L'extension de la garantie d'emprunt par les
collectivités territoriales
La loi n° 2017-261 visant à préserver l'éthique du sport, à renforcer la régulation et la transparence du sport professionnel et à améliorer la compétitivité des clubs promulguée le 1 er mars 2017 a prévu dans son article 18 de modifier l'article L. 113?1 du code du sport afin d'ouvrir la possibilité pour les collectivités territoriales de garantir les emprunts souscrits pour réaliser des équipements sportifs. Les collectivités et leurs groupements peuvent ainsi « accorder leur garantie aux emprunts contractés en vue de l'acquisition, de la réalisation ou de la rénovation d'équipements sportifs par des associations ou des sociétés sportives. » |
Tous les clubs professionnels de football ne sont pas, néanmoins, en situation de pouvoir devenir propriétaires de leur stade, en particulier en Ligue 2. la mission d'information entend donc réaffirmer la position de la commission de la culture, de l'éducation et de la communication en faveur du bail emphytéotique qui, du fait de sa longue durée, présente de nombreuses caractéristiques communes avec la propriété de plein exercice .
Les modes juridiques d'exploitation des équipements sportifs 1) La régie La collectivité assure la gestion de l'infrastructure avec son propre personnel et procède à l'ensemble des dépenses et à leur facturation à l'usager - en particulier le club ; 2) La convention d'occupation du domaine public Il s'agit d'une convention permettant au titulaire d'occuper temporairement le domaine public, assortie de certains droits et obligations réels relevant normalement du propriétaire (exemples : aménagement selon ses besoins, exploitation pour son propre compte, contrat de naming, prise en charge de la maintenance et de l'entretien, etc). 3) Le bail emphytéotique administratif (BEA) Il s'agit d'un bail, conclu pour une durée de 18 à 99 ans, en vue de l'accomplissement, pour le compte de la collectivité territoriale, d'une mission de service public ou en vue de la réalisation d'enceintes sportives et des équipements connexes nécessaires à leur implantation.
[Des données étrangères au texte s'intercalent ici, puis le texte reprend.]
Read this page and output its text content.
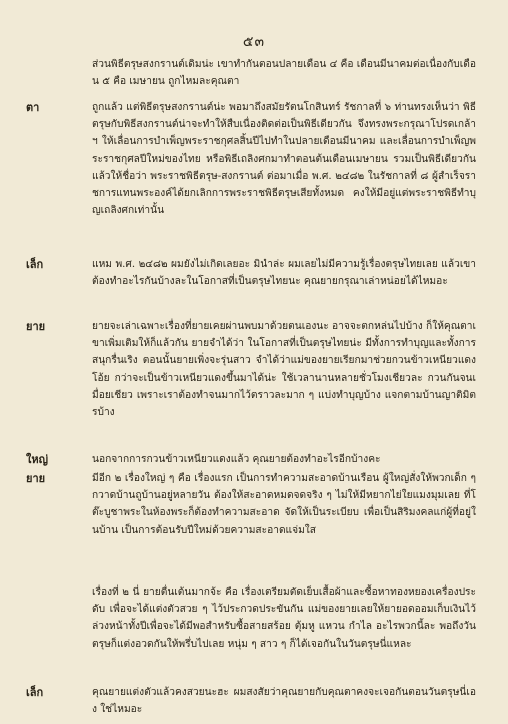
๕๓
ส่วนพิธีตรุษสงกรานต์เดิมน่ะ เขาทำกันตอนปลายเดือน ๔ คือ เดือนมีนาคมต่อเนื่องกับเดือน ๕ คือ เมษายน ถูกไหมละคุณตา
ตา	ถูกแล้ว แต่พิธีตรุษสงกรานต์น่ะ พอมาถึงสมัยรัตนโกสินทร์ รัชกาลที่ ๖ ท่านทรงเห็นว่า พิธีตรุษกับพิธีสงกรานต์น่าจะทำให้สืบเนื่องติดต่อเป็นพิธีเดียวกัน จึงทรงพระกรุณาโปรดเกล้าฯ ให้เลื่อนการบำเพ็ญพระราชกุศลสิ้นปีไปทำในปลายเดือนมีนาคม และเลื่อนการบำเพ็ญพระราชกุศลปีใหม่ของไทย หรือพิธีเถลิงศกมาทำตอนต้นเดือนเมษายน รวมเป็นพิธีเดียวกัน แล้วให้ชื่อว่า พระราชพิธีตรุษ-สงกรานต์ ต่อมาเมื่อ พ.ศ. ๒๔๘๒ ในรัชกาลที่ ๘ ผู้สำเร็จราชการแทนพระองค์ได้ยกเลิกการพระราชพิธีตรุษเสียทั้งหมด คงให้มีอยู่แต่พระราชพิธีทำบุญเถลิงศกเท่านั้น
เล็ก	แหม พ.ศ. ๒๔๘๒ ผมยังไม่เกิดเลยอะ มินำล่ะ ผมเลยไม่มีความรู้เรื่องตรุษไทยเลย แล้วเขาต้องทำอะไรกันบ้างละในโอกาสที่เป็นตรุษไทยนะ คุณยายกรุณาเล่าหน่อยได้ไหมอะ
ยาย	ยายจะเล่าเฉพาะเรื่องที่ยายเคยผ่านพบมาด้วยตนเองนะ อาจจะตกหล่นไปบ้าง ก็ให้คุณตาเขาเพิ่มเติมให้ก็แล้วกัน ยายจำได้ว่า ในโอกาสที่เป็นตรุษไทยน่ะ มีทั้งการทำบุญและทั้งการสนุกรื่นเริง ตอนนั้นยายเพิ่งจะรุ่นสาว จำได้ว่าแม่ของยายเรียกมาช่วยกวนข้าวเหนียวแดง โอ้ย กว่าจะเป็นข้าวเหนียวแดงขึ้นมาได้น่ะ ใช้เวลานานหลายชั่วโมงเชียวละ กวนกันจนเมื่อยเชียว เพราะเราต้องทำจนมากไว้ตราวละมาก ๆ แบ่งทำบุญบ้าง แจกตามบ้านญาติมิตรบ้าง
ใหญ่	นอกจากการกวนข้าวเหนียวแดงแล้ว คุณยายต้องทำอะไรอีกบ้างคะ
ยาย	มีอีก ๒ เรื่องใหญ่ ๆ คือ เรื่องแรก เป็นการทำความสะอาดบ้านเรือน ผู้ใหญ่สั่งให้พวกเด็ก ๆ กวาดบ้านถูบ้านอยู่หลายวัน ต้องให้สะอาดหมดจดจริง ๆ ไม่ให้มีหยากไย่ใยแมงมุมเลย ที่โต๊ะบูชาพระในห้องพระก็ต้องทำความสะอาด จัดให้เป็นระเบียบ เพื่อเป็นสิริมงคลแก่ผู้ที่อยู่ในบ้าน เป็นการต้อนรับปีใหม่ด้วยความสะอาดแจ่มใส
เรื่องที่ ๒ นี่ ยายตื่นเต้นมากจ้ะ คือ เรื่องเตรียมตัดเย็บเสื้อผ้าและซื้อหาทองหยองเครื่องประดับ เพื่อจะได้แต่งตัวสวย ๆ ไว้ประกวดประขันกัน แม่ของยายเลยให้ยายอดออมเก็บเงินไว้ล่วงหน้าทั้งปีเพื่อจะได้มีพอสำหรับซื้อสายสร้อย ตุ้มหู แหวน กำไล อะไรพวกนี้ละ พอถึงวันตรุษก็แต่งอวดกันให้พรึ่บไปเลย หนุ่ม ๆ สาว ๆ ก็ได้เจอกันในวันตรุษนี่แหละ
เล็ก	คุณยายแต่งตัวแล้วคงสวยนะฮะ ผมสงสัยว่าคุณยายกับคุณตาคงจะเจอกันตอนวันตรุษนี่เอง ใช่ไหมอะ
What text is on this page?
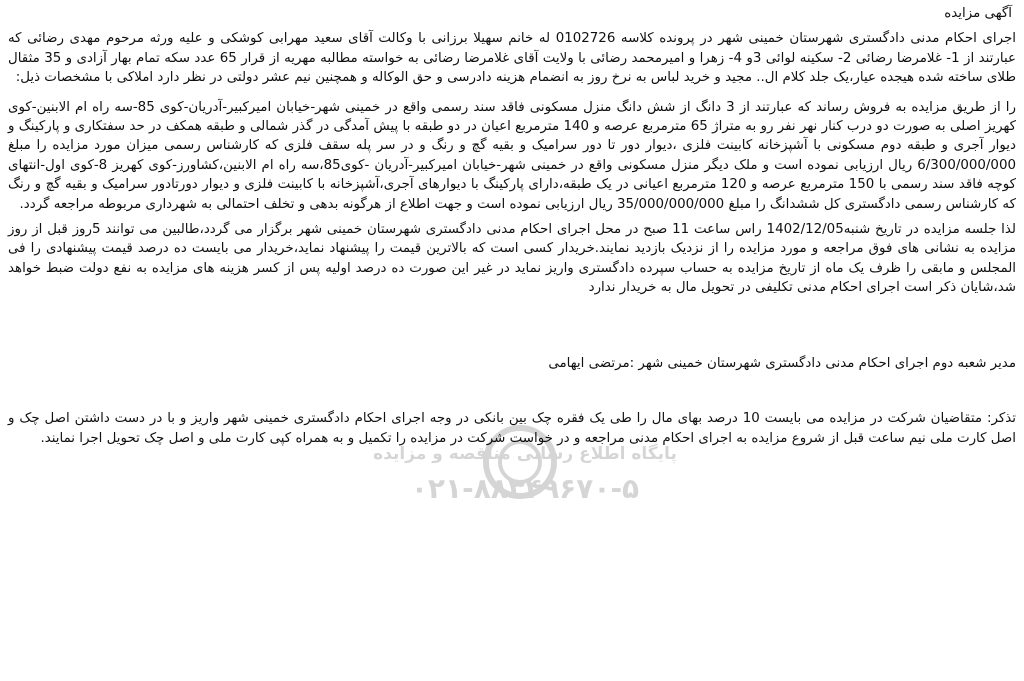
آگهی مزایده
اجرای احکام مدنی دادگستری شهرستان خمینی شهر در پرونده کلاسه 0102726 له خانم سهیلا برزانی با وکالت آقای سعید مهرابی کوشکی و علیه ورثه مرحوم مهدی رضائی که عبارتند از 1- غلامرضا رضائی 2- سکینه لوائی 3و 4- زهرا و امیرمحمد رضائی با ولایت آقای غلامرضا رضائی به خواسته مطالبه مهریه از قرار 65 عدد سکه تمام بهار آزادی و 35 مثقال طلای ساخته شده هیجده عیار،یک جلد کلام ال.. مجید و خرید لباس به نرخ روز به انضمام هزینه دادرسی و حق الوکاله و همچنین نیم عشر دولتی در نظر دارد املاکی با مشخصات ذیل:
را از طریق مزایده به فروش رساند که عبارتند از 3 دانگ از شش دانگ منزل مسکونی فاقد سند رسمی واقع در خمینی شهر-خیابان امیرکبیر-آدریان-کوی 85-سه راه ام الابنین-کوی کهریز اصلی به صورت دو درب کنار نهر نفر رو به متراژ 65 مترمربع عرصه و 140 مترمربع اعیان در دو طبقه با پیش آمدگی در گذر شمالی و طبقه همکف در حد سفتکاری و پارکینگ و دیوار آجری و طبقه دوم مسکونی با آشپزخانه کابینت فلزی ،دیوار دور تا دور سرامیک و بقیه گچ و رنگ و در سر پله سقف فلزی که کارشناس رسمی میزان مورد مزایده را مبلغ 6/300/000/000 ریال ارزیابی نموده است و ملک دیگر منزل مسکونی واقع در خمینی شهر-خیابان امیرکبیر-آدریان -کوی85،سه راه ام الابنین،کشاورز-کوی کهریز 8-کوی اول-انتهای کوچه فاقد سند رسمی با 150 مترمربع عرصه و 120 مترمربع اعیانی در یک طبقه،دارای پارکینگ با دیوارهای آجری،آشپزخانه با کابینت فلزی و دیوار دورتادور سرامیک و بقیه گچ و رنگ که کارشناس رسمی دادگستری کل ششدانگ را مبلغ 35/000/000/000 ریال ارزیابی نموده است و جهت اطلاع از هرگونه بدهی و تخلف احتمالی به شهرداری مربوطه مراجعه گردد.
لذا جلسه مزایده در تاریخ شنبه1402/12/05 راس ساعت 11 صبح در محل اجرای احکام مدنی دادگستری شهرستان خمینی شهر برگزار می گردد،طالبین می توانند 5روز قبل از روز مزایده به نشانی های فوق مراجعه و مورد مزایده را از نزدیک بازدید نمایند.خریدار کسی است که بالاترین قیمت را پیشنهاد نماید،خریدار می بایست ده درصد قیمت پیشنهادی را فی المجلس و مابقی را ظرف یک ماه از تاریخ مزایده به حساب سپرده دادگستری واریز نماید در غیر این صورت ده درصد اولیه پس از کسر هزینه های مزایده به نفع دولت ضبط خواهد شد،شایان ذکر است اجرای احکام مدنی تکلیفی در تحویل مال به خریدار ندارد
مدیر شعبه دوم اجرای احکام مدنی دادگستری شهرستان خمینی شهر :مرتضی ایهامی
تذکر: متقاضیان شرکت در مزایده می بایست 10 درصد بهای مال را طی یک فقره چک بین بانکی در وجه اجرای احکام دادگستری خمینی شهر واریز و با در دست داشتن اصل چک و اصل کارت ملی نیم ساعت قبل از شروع مزایده به اجرای احکام مدنی مراجعه و در خواست شرکت در مزایده را تکمیل و به همراه کپی کارت ملی و اصل چک تحویل اجرا نمایند.
پایگاه اطلاع رسانی مناقصه و مزایده
۰۲۱-۸۸۳۴۹۶۷۰-۵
Ils peuvent porter sur une partie de l'enceinte (cf. le cas de stades de rugby où une tribune fait l'objet d'un BEA). L'emphytéote, qui peut être le club, se voit reconnaître un véritable droit réel sur le bien qui lui est donné à bail. 4) La délégation de service public (DSP) La collectivité propriétaire confie la gestion d'un service public (qu'il convient alors de définir précisément) à un délégataire public ou privé dont la rémunération est substantiellement liée au résultat d'exploitation du service. 5) Le partenariat public-privé (PPP) La collectivité territoriale confie à un tiers, pour une période déterminée en fonction de la durée d'amortissement des investissements ou des modalités de financement retenues, une mission globale ayant pour objet la construction ou la transformation, l'entretien, la maintenance, l'exploitation ou la gestion de l'équipement. Source : direction des sports |
* 18 Le cas de Monaco est particulier, mais là encore c'est la Principauté qui est propriétaire et non le club.
* 19 Voir en particulier le rapport précité de la mission commune d'information sur le sport professionnel et les collectivités territoriales.